Pascal refilled Nicholas’s glass and put the crystal decanter back on the table. “I’m pleased that you approve of my cognac, monsieur. You have very discriminating taste.”
“I approve of your wife, too, and I have discriminating taste in that area as well. Lily has come a long way since we last met her. You seem very happy together.” He leaned down and rubbed Bean’s ears.
“We are very happy together. I love Lily with all my heart.” Pascal returned to the armchair and picked up his own glass. “A year ago I never would have thought it possible. Now, I can’t imagine life without her. Actually, I discovered that I don’t have any life without her.”
“Oh, you mean that last sojourn you made to St. Christophe?” Nicholas casually held his glass up to the light, examining the clear amber liquid. “Yes, that sounded bloody awful. Well, at least it finally penetrated that stubborn head of yours that you weren’t meant to be a monk.”
“No,” Pascal said ruefully, “I most certainly wasn’t. Keeping my hands to myself this last month has been next to impossible.”
Nicholas grinned. “I’m happy to hear it. I always did wonder how you managed those long stretches locked away from the world.”
“You can’t miss something you know nothing about,” Pascal said, amused by Nicholas’s incredulous expression.
“No …” Nicholas said on a long exhale. “I don’t believe it.” He rubbed his neck. “Then again, maybe I do.”
“It was worth waiting for,” Pascal said with a smile. “Lily was worth waiting for. It was … it was important that we came to each other virgins.”
“Why, if you don’t mind my asking? It’s not the usual state of affairs for men to go to their marriage beds inexperienced.”
Pascal thought. It was hard finding the right words. “I suppose,” he said slowly, “that it had to do with claiming each other. We’d done that in spirit in a place where we were both pure. To take each other in body—we needed to be the same.” He frowned. “Am I making any sense at all?”
“Pascal, you’ve been places and done things that most of us can’t even begin to understand,” Nicholas said. “Nothing you say surprises me, not really. For you to approach the sexual aspect of life from a spiritual level makes perfect sense. But tell me something. Does Lily understand about you, about your gift?”
“Oh, yes,” Pascal said quietly. “She thinks I’m perfectly ordinary. You see, that was God’s real gift to me. Lily sees heaven too.”
Later that night Pascal turned the handle to the bedroom door and eased it open. Lily lay curled on her side, her hands tucked under one cheek. She was asleep.
He slipped into the room and quietly undressed, carefully sliding under the sheets. The look in her eyes tonight had told him she was ready for him. Very, very ready. He couldn’t wait another moment.
He rolled toward her and gently dropped a kiss on her mouth, molding her lips to his. Her eyes opened halfway and her arms wrapped around him, pulling him close.
“Pascal,” she murmured. And then her eyes opened wider. “Pascal … you’re not in the dressing room. You’re in bed.”

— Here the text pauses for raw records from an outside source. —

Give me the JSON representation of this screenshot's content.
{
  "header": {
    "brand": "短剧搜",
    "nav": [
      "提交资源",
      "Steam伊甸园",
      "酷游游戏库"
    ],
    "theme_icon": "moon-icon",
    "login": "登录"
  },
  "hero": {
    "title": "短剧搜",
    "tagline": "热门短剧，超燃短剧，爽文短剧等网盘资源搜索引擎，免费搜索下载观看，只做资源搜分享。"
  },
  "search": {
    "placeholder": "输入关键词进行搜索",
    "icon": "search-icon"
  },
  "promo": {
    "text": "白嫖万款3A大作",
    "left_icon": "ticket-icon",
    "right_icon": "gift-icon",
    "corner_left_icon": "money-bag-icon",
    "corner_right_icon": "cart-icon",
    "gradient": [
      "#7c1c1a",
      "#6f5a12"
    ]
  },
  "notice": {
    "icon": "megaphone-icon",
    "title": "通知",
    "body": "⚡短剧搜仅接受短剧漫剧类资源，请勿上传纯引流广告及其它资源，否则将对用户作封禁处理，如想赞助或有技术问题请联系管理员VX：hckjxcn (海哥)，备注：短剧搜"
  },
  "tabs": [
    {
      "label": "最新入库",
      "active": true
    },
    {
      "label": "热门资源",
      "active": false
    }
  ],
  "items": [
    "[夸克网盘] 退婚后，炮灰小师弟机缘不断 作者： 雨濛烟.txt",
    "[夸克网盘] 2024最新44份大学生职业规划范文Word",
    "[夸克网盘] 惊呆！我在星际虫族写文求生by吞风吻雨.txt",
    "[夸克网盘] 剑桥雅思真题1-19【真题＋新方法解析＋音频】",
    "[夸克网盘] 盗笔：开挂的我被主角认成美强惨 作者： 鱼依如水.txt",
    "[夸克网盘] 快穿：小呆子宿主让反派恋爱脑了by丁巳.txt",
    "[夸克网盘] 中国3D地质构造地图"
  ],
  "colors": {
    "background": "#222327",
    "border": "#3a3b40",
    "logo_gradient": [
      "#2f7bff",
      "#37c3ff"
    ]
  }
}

“You’re so observant,” he said, kissing her neck, warm and sweet-smelling.
Lily twined her fingers in his hair and kept them there as he raised his head and kissed her soft mouth.
“Does this mean we don’t have to wait any longer?” she asked happily.

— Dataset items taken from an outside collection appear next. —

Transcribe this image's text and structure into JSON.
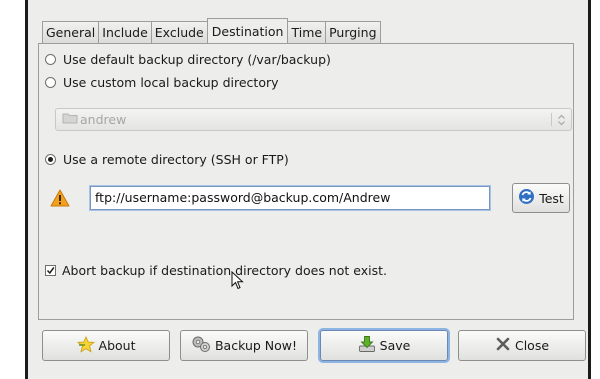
{
  "tabs": [
    {
      "label": "General",
      "active": false
    },
    {
      "label": "Include",
      "active": false
    },
    {
      "label": "Exclude",
      "active": false
    },
    {
      "label": "Destination",
      "active": true
    },
    {
      "label": "Time",
      "active": false
    },
    {
      "label": "Purging",
      "active": false
    }
  ],
  "destination": {
    "default_dir_label": "Use default backup directory (/var/backup)",
    "default_dir_selected": false,
    "custom_local_label": "Use custom local backup directory",
    "custom_local_selected": false,
    "local_folder_value": "andrew",
    "remote_label": "Use a remote directory (SSH or FTP)",
    "remote_selected": true,
    "remote_url": "ftp://username:password@backup.com/Andrew",
    "test_button_label": "Test",
    "abort_label": "Abort backup if destination directory does not exist.",
    "abort_checked": true
  },
  "buttons": {
    "about_label": "About",
    "backup_now_label": "Backup Now!",
    "save_label": "Save",
    "close_label": "Close"
  },
  "icons": {
    "warning": "warning-icon",
    "test": "refresh-icon",
    "about": "star-icon",
    "backup_now": "gears-icon",
    "save": "save-download-icon",
    "close": "close-x-icon",
    "folder": "folder-icon",
    "spin": "combo-spin-icon"
  },
  "colors": {
    "window_bg": "#ededec",
    "entry_focus": "#8db4e3",
    "warning": "#f2a01d"
  }
}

“Not if you’ll have me, duchess.” He stroked his hand over her full breast.
“Always,” she murmured, moving onto her back and reaching for him. “Oh, always, Pascal. I’ve missed you so much.”
“I’ve missed you too, sweetheart.” Pascal bent his head and began to love her in earnest.

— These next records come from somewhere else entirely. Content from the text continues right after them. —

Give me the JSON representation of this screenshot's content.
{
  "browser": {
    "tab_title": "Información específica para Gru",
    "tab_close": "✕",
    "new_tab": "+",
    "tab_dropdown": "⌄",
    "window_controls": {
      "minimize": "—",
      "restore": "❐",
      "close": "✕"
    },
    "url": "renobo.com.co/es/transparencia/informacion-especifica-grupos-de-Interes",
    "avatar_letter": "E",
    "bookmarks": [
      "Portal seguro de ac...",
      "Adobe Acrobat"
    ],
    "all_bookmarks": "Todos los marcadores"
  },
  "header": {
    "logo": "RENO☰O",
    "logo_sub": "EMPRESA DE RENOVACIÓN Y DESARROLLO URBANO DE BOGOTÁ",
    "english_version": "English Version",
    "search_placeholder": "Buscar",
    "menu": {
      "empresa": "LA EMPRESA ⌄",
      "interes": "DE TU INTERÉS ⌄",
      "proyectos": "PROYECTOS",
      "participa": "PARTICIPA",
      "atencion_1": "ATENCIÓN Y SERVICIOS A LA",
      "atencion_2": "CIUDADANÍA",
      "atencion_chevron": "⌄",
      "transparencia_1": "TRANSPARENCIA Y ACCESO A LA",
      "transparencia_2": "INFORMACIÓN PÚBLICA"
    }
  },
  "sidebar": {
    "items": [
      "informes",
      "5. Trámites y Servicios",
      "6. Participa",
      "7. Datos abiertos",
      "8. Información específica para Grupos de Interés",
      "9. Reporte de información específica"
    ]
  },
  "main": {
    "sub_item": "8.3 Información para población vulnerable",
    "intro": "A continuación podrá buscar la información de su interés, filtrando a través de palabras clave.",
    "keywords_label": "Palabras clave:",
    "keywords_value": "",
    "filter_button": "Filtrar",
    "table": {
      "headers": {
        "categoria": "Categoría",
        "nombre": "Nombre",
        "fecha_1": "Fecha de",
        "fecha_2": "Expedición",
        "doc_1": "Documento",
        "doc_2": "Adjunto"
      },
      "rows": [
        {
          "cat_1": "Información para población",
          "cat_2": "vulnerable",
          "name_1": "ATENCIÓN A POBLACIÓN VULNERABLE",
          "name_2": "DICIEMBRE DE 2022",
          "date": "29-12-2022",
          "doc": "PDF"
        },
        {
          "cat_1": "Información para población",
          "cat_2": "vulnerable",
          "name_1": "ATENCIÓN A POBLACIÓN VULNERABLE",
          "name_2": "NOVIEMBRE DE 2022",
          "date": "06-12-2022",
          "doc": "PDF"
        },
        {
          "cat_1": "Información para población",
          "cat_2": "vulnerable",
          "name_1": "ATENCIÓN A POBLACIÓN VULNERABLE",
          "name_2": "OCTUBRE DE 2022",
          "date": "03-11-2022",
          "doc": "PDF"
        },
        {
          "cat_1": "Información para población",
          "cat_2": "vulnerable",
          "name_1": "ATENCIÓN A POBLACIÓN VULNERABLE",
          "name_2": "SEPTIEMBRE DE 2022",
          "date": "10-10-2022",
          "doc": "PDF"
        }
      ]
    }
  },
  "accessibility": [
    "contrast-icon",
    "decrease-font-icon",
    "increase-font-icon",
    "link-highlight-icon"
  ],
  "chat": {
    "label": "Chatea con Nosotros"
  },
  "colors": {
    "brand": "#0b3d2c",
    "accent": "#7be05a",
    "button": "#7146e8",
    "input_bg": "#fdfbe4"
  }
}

Later, as Lily slept in his arms, Pascal looked up at the ceiling of the bedroom, painted with all those absurd clouds and cavorting angels. He smiled every time he saw it, thinking how little it resembled the real thing.
“Well, Lord,” he whispered, “you may have made me different, and I honestly don’t mind reaching into heaven to do a miracle here and there for You. But as an ordinary man, I have to say that there’s nothing sweeter than the heaven I’ve found right here in my own home and my own bed.”
He released a contented sigh, pulled Lily a little closer, and closed his eyes.